At the horizon water and sky meet and kiss. Some days the line between Heaven and Earth blurs at the horizon. If I swim long enough and hard enough I could cross that line and be in the sky swimming over the ground. I’d swim with the stars as they dance over the water. I’d drink the moon’s water and finally feel refreshed. And with all the constellations hanging in the sky maybe I wouldn’t feel lonely.
But see, I can’t talk about the sky unless I start with something else. I can’t just launch into the sky. My feet are stuck on the ground and I can flap my arms all I want but the sky remains ever out of my reach.
This is beautiful writing. Thank you for sharing it. I don’t mean to impose any meanings upon what you’ve written, but I think that your experiences somewhat mirror what the sky here and the lake in Erie make me feel.
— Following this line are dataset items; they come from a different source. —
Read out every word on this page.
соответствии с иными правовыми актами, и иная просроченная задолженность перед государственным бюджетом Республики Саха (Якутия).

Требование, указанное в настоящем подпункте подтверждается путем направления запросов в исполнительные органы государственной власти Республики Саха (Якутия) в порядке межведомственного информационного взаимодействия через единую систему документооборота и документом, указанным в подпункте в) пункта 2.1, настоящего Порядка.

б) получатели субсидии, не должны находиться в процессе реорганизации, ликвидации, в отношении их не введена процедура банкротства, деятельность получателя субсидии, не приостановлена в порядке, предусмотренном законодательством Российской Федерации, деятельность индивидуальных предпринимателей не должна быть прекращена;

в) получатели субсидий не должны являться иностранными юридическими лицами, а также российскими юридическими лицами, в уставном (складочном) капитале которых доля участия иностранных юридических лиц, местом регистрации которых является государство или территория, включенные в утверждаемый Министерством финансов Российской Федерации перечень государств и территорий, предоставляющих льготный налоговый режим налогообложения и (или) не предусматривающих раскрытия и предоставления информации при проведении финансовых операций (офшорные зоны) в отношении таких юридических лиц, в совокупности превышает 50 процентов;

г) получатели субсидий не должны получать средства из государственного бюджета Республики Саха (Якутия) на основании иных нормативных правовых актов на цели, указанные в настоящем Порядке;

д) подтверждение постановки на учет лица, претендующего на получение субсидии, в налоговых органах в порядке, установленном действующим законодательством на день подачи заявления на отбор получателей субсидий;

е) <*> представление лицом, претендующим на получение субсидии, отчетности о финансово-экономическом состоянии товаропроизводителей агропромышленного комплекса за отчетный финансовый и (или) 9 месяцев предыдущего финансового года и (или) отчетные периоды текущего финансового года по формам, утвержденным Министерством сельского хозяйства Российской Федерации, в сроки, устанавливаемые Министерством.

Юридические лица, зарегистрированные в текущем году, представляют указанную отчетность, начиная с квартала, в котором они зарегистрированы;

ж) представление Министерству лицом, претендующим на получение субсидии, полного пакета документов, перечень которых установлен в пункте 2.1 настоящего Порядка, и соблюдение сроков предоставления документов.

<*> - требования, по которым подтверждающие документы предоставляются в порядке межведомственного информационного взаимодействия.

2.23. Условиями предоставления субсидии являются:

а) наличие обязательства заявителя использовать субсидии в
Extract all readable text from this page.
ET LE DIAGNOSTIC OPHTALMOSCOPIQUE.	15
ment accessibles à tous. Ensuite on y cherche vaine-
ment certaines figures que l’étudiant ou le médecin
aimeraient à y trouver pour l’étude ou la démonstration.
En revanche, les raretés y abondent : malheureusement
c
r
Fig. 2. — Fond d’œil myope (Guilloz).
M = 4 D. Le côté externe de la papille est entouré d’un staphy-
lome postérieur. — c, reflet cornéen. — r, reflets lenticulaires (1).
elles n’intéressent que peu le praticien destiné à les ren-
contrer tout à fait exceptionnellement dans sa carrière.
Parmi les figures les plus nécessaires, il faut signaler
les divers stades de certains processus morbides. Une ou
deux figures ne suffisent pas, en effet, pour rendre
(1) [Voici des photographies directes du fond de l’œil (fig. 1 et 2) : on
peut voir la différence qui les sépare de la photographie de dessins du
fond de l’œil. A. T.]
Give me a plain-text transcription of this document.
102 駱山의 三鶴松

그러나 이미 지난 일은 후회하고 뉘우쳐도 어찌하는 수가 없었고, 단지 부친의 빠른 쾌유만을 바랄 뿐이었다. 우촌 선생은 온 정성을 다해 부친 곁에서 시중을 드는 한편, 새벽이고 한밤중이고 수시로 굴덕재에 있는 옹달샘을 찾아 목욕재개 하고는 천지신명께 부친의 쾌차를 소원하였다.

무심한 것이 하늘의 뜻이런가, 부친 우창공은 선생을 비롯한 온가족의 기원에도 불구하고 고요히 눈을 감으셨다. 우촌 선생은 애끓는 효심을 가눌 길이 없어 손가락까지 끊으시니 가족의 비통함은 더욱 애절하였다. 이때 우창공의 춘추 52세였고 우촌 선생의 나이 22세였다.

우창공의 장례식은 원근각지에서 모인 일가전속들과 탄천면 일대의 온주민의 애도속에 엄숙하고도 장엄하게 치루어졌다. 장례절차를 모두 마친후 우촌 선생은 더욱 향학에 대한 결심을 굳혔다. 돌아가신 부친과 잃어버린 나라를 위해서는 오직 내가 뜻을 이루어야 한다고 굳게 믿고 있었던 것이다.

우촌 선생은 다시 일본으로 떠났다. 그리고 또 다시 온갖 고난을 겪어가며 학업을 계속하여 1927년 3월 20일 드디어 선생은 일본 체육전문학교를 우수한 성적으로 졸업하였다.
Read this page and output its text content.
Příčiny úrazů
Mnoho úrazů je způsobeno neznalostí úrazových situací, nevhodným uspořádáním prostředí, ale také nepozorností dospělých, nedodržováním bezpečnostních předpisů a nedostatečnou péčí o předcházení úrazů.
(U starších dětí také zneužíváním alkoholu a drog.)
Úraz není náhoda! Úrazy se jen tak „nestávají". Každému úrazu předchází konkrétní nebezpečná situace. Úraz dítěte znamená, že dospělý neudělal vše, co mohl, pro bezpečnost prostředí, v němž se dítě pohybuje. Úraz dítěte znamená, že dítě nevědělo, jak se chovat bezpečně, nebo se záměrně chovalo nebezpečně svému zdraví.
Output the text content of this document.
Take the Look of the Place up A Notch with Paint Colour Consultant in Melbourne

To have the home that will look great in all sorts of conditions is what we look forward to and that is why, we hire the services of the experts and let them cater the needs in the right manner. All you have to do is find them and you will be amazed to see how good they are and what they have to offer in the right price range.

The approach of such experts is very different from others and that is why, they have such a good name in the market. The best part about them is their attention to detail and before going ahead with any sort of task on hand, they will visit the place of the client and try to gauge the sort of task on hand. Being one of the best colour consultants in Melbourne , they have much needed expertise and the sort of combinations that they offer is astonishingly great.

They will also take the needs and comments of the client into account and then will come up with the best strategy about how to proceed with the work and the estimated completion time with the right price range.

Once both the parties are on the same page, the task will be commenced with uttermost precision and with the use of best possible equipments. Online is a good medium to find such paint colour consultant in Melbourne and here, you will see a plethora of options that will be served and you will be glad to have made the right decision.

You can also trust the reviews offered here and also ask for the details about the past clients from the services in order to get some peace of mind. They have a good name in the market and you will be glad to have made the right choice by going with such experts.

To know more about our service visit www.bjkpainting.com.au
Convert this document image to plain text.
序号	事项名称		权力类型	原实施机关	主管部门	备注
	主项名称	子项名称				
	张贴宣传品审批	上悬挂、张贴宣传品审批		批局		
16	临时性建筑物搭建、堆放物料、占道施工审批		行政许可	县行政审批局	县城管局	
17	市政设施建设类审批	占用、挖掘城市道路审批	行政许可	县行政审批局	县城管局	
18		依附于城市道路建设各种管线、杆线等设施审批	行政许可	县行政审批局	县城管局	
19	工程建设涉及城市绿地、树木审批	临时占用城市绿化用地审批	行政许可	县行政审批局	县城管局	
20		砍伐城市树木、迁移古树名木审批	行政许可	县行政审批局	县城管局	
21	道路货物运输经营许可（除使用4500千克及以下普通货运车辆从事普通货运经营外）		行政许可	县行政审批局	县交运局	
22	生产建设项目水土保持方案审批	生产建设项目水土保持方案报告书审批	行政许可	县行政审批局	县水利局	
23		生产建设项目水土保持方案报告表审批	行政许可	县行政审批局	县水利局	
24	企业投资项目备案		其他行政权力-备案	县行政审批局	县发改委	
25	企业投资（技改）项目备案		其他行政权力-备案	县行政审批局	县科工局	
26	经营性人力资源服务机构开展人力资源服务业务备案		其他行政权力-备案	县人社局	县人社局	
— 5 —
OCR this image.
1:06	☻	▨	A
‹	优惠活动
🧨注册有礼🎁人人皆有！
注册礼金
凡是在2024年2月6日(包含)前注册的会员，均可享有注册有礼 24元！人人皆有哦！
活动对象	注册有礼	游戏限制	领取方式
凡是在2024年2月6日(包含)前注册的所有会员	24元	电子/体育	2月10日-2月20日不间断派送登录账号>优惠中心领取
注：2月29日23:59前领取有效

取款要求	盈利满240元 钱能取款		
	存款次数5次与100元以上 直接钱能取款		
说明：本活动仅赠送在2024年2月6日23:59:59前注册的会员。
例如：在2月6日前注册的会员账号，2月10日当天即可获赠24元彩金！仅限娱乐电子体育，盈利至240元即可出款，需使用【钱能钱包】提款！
Erie is less my home than it is yours, but I’ve gotten to the point where I feel like I haven’t truly visited home if I haven’t made a short trip to Presque Isle or the bayfront. As for Peoria, it never feels like home here, but I am always awestruck by the sky when I’m driving around the Illinois countryside.
The sky and the lake give me a sense of eternity that I usually don’t feel elsewhere. Sometimes they make me melancholic because I feel so small, insignificant, and alone. Other times they remind me of how great God is and how vast and rich life will be when I am on the other side of eternity with Jesus.
The sky and lake make me thankful for a God who is loving enough to give us a world that is full of variety and for how He uses it to remind us of Him. I don’t think I would love Jesus as much if He had fashioned the world in a manner that didn’t engage my emotions.
That was really beautiful. It made me miss the lake so much. But I do really love the sky here too. Especially when it is filled with large streaks of lightning!
I like sky – big sky. I remember being awestruck by the big sky and flat expanse of land when I was in Texas. But home for me will always be a place with hills and trees. Even when I lived in the urban jungles of Pittsburgh, there were trees. Sky is a nice place to visit, though.
And Crystal, lightning over the lake…an amazing sight just a few blocks from my doorstep.